Henri Sterdyniak : Si on n’augmente pas les salaires, ce sont les ménages qui vont payer l’inflation. Mais on peut aussi refuser cette logique et récupérer l’argent en augmentant les impôts sur les plus riches.

À droite, plusieurs personnalités politiques proposent de baisser les cotisations sociales pour augmenter les salaires. Qu’en pensez-vous ?

Henri Sterdyniak : Toutes les mesures qui se traduisent par une baisse des cotisations sont extrêmement dangereuses parce que la contrepartie est que cela diminue les recettes de la sécurité sociale et que cela la fragilise. En ce sens, la prime Macron est un scandale puisqu’elle est défiscalisée. Cela brise notre logique selon lequel tous les salaires payent des cotisations et tous les revenus payent de l’impôt.

Gilbert Cette : Si on exonère les salaires de cotisations sociales, ça augmente les salaires nets mais ça fait moins de rentrées de contributions. Cela conduit à une aggravation de la dette que nous laisserons à nos enfants.

Comment jugez-vous la voie empruntée par Emmanuel Macron de s’appuyer sur la prime d’activité ?
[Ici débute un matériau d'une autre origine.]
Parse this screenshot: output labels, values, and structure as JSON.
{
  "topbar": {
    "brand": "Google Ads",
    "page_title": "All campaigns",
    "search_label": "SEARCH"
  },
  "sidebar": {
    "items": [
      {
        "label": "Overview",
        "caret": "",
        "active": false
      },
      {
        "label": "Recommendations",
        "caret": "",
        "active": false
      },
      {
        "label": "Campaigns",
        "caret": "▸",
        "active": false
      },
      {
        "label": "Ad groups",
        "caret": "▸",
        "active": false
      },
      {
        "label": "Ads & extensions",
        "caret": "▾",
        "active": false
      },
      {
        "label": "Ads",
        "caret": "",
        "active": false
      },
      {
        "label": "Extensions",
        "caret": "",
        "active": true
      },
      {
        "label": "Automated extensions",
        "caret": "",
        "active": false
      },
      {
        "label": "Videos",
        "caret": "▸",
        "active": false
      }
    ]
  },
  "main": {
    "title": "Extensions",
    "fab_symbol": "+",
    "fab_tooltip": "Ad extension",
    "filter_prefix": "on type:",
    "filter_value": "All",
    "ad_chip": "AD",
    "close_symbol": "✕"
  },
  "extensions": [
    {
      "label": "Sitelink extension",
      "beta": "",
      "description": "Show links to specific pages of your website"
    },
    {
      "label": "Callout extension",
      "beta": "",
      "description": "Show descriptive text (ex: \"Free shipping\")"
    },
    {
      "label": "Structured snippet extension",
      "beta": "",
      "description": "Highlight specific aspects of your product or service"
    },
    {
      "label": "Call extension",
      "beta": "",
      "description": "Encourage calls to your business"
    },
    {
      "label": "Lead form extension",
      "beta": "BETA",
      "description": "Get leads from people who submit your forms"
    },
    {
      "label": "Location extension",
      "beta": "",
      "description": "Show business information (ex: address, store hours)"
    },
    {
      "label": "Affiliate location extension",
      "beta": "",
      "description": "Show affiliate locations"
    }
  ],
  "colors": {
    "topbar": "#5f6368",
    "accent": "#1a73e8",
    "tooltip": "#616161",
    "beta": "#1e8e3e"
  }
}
Gilbert Cette : C’est ce que le groupe d’experts sur le Smic que je préside préconise depuis des années, car cela ne met pas en péril l’emploi des personnes les moins qualifiées. Pour un célibataire avec un salaire au niveau du Smic, la prime d’activité est de 240 € par mois.

Henri Sterdyniak : La prime d’activité est une béquille. Le salaire récompense le travail, c’est la reconnaissance de son utilité et un employé au Smic doit pouvoir en vivre. Les prestations sociales, elles, n’arrivent qu’en complément pour compenser des besoins supplémentaires.